Vincent (prénom d’emprunt) est banquier privé à Genève et responsabl­e notamment des EAU. S’il paie ses notes d’hôtel, il ne parvient pas à s’acquitter de ses frais de bouche. Mais ses clients attendent la réciproque lorsqu’ils sont de passage au bout du lac. Avec le temps, le banquier est entré dans l’intimité de certains foyers: «Un proche de la famille royale a fini par m’inviter chez lui. D’abord au rez-dechaussée, puis au premier étage, me créditant ainsi de son amitié, enfin au second, l’étage des femmes et des enfants, accessible seulement aux intimes.» Une allégorie de l’ascension vers la confiance.

Les contrepart­ies

Ainsi se tissent les liens d’affaires dans la péninsule Arabique. Et la contrepart­ie? «Ils attendent de moi l’adresse du médecin genevois le plus réputé pour soigner leurs bobos, ils espèrent être invités à la maison, ou que je les emmène se balader à Megève, à Gruyère ou à Crans-Montana», répond Jean. Mais, bons princes, ils paient, conscients d’avoir en face d’eux des petits joueurs. «En retour, ils veulent de la gentilless­e et de la considérat­ion», résume Patrick Wehrli, président de la Société des horlogers de Genève, qui a travaillé avec le Moyen-Orient. Selon lui, derrière le cadeau se cache l’objectif de montrer leur richesse. «Un jour, le patron d’une marque horlogère s’est vu offrir une Rolls-Royce par un client du Moyen-Orient. Impossible de la refuser sans le vexer. Cette voiture est aujourd’hui encore dans son garage. L’heureux client l’est resté, tout en continuant à payer les mêmes prix sans avoir davantage en retour. C’est ça les pays des pétrodolla­rs.»

«Je suis ébahi devant tout ce tintamarre»

Michel Pitteloud, consultant pour différente­s marques horlogères après être passé par des entreprise­s prestigieu­ses, en a reçu, des cadeaux. Des balades en yacht, des tours en hélicoptèr­e et des dîners. Aussi ne comprend-il pas le procès fait à Pierre Maudet: «Je suis ébahi devant tout ce tintamarre. Il était naturel qu’un ministre de l’Economie rencontre ce cheikh si l’occasion se présentait, ne serait-ce qu’en vertu de la défense de l’industrie du luxe à Genève. S’il n’avait pas accepté la prise en charge de son voyage, cela aurait été considéré comme impoli et le contact n’aurait débouché sur rien.»
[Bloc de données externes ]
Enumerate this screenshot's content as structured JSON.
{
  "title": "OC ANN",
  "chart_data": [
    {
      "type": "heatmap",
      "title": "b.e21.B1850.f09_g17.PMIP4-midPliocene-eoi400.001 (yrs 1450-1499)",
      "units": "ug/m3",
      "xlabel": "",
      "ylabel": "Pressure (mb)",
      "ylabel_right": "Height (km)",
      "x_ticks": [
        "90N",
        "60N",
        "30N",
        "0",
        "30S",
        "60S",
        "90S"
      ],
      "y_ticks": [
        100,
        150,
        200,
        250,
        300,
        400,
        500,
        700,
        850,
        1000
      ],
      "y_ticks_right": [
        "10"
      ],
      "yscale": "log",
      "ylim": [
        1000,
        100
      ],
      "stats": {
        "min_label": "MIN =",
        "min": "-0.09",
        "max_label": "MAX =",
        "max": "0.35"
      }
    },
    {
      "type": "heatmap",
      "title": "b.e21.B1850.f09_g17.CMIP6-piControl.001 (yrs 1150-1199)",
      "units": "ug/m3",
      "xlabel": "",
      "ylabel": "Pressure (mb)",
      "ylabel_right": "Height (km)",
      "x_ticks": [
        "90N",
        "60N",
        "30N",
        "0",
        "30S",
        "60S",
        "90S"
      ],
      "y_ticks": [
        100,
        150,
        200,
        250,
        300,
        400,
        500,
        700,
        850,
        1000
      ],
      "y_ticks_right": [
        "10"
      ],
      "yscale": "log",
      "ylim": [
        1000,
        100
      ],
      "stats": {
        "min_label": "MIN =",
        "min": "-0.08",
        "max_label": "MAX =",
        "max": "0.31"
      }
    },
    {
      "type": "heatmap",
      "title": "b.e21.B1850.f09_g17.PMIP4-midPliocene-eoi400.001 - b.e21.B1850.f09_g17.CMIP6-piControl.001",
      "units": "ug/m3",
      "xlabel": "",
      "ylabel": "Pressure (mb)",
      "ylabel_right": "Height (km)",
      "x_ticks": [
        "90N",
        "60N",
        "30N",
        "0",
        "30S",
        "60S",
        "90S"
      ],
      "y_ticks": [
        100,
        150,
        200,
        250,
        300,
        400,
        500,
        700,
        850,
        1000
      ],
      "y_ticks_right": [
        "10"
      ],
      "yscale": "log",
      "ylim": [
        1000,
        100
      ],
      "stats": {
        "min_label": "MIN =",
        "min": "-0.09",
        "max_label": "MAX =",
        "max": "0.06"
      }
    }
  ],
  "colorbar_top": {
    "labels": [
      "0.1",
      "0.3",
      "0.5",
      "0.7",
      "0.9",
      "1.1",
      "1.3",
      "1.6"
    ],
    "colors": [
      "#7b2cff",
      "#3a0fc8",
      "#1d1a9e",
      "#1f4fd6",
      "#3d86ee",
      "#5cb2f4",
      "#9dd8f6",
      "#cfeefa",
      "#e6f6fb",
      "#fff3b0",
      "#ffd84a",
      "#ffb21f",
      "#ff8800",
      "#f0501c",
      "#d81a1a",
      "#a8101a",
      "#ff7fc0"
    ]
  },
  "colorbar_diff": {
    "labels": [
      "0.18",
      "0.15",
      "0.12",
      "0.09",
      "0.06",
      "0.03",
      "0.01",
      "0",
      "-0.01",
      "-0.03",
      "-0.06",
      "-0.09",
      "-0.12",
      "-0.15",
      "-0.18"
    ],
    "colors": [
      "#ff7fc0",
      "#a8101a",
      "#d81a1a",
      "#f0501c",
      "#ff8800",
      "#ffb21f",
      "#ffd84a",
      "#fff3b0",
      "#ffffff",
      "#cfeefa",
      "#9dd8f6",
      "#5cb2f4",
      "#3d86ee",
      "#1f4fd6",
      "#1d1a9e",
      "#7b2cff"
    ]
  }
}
Il eut sans doute mieux valu pour le conseiller d’Etat. Car ces témoignage­s négligent le fait que la conduite de l’homme politique suppose d’autres principes que celle de l’homme d’affaires. Mais il y a tout lieu de penser que cette différence, aussi colossale soit-elle dans le monde occidental, l’est moins au Moyen-Orient. Dans cette hypothèse, l’avantage reçu par Pierre Maudet n’aurait pas eu d’obscure contrepart­ie. C’est en tout cas la conviction de ces hommes volant au secours du magistrat genevois.

Avec ce cri du coeur poussé par Michel Pitteloud: «Les conseiller­s d’Etat sont payés trois fois moins que nous, ils travaillen­t 24h/24 pour le canton et on les critique. Dans quel monde vit-on?» Entre les montres réglées sur Abu Dhabi et le cadran genevois, le décalage est manifeste.